Going by some information in the comments on SEJPM's answer:

By other I meant quadratic or factorial times

Let's list some of these other time complexities:

  • Constant time or $O(1)$
    • Not to be confused with "constant-time" implementations as frequently spoken of in cryptography
  • Logarithmic time or $O(\operatorname{log} n)$
  • Linear time or $O(n)$
  • Quadratic time or $O(n^2)$
  • Cubic time or $O(n^3)$
  • ...
  • Polynomial time or $O(n^a)$

    • Notice how this is a generalization of all of the entries from linear onwards
  • Subexponential time or $O(2^\sqrt n)$
  • Exponential time or $O(2^n)$
  • Factorial time or $O(n!)$

These are used to refer to how long it takes to solve a given problem. The lower down on the list, the longer it takes to solve a problem of a given size (assuming that the size is large).

From working with symmetric cryptography, we know that if a problem takes $O(2^{128})$ time to solve (or better, $O(2^{256})$), then we can rest assured that no adversary will ever be able to solve that problem.

Why not use easier time problems?

Could we use a problem that has a say quadratic time solution and make $n$ large enough such that it takes time equivalent to $O(2^{256})$? Sure, make $n = 2^{128}$ and then solving your problem will cost $2^{256}$ time. But then $n$ will be so very large that actually using such a system will be impossible.

We like problems that only have exponential-time algorithms because it implies that we can keep $n$ very small and have an efficient/practical implementation of the scheme.

Cryptography would be easy if you didn't have to worry about efficiency; the magic/challenge of cryptography is to have problems that are (relatively) easy to evaluate but hard to solve. If it is equally hard to evaluate as it is to solve, then it is not useful for cryptography.

So why care about polynomial time specifically?

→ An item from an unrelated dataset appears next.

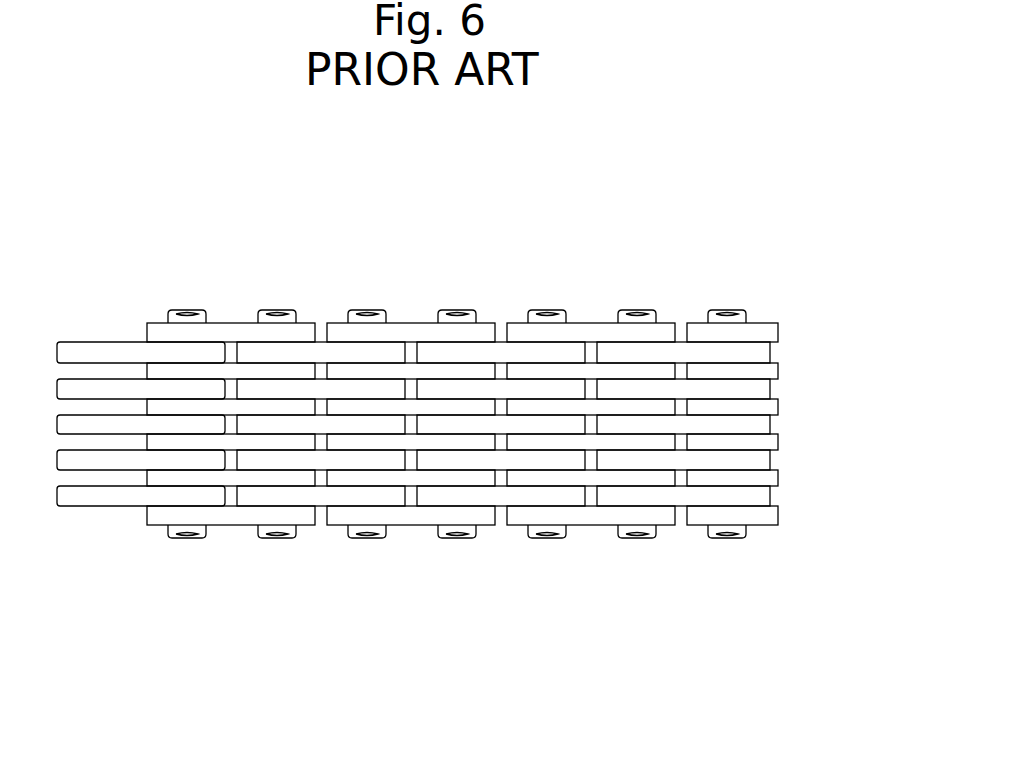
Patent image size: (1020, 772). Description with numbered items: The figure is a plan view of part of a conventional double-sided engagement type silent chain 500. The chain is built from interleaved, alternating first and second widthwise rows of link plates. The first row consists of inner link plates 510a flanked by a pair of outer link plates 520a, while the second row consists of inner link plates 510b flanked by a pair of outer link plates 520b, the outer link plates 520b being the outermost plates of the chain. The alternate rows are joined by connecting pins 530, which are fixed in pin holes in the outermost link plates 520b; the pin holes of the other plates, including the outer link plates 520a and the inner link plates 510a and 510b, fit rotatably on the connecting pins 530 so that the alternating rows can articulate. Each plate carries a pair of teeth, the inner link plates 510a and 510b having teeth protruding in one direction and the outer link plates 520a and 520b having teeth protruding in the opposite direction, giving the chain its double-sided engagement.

In general, a polynomial time algorithm is considered "efficient". It will not take until the end of the universe to solve even a large such problem.

There are some conceivable exceptions: The exponent could be so large that even reasonably small values of $n$ would lead to problems that are intractable to solve in a practical amount of time.

This question on cs.stackexchange has a table that is relevant to this topic. I will re-post it here for the discussion:

Required times and complexities

And a quote from the answer:

... you'd need to give an algorithm of logarithmic complexity input of size on the order of 2 to the something enormous in order to get it to run for a century, but for an algorithm of complexity $O(n!)$ you only input of size ~10 to make it run for that long.

If an there is an algorithm that provides a solution to the problem in polynomial time, in general that means the problem is solved too easily to be of use for cryptography.

Why don't we use problems with $O(n!)$ time solutions?

If you know of a problem where you can prove that the adversaries best solution is $O(n!)$, I'm sure the world would love to hear about it. Remember also, that the legitimate users (not adversaries) need to be able to compute whatever it is efficiently.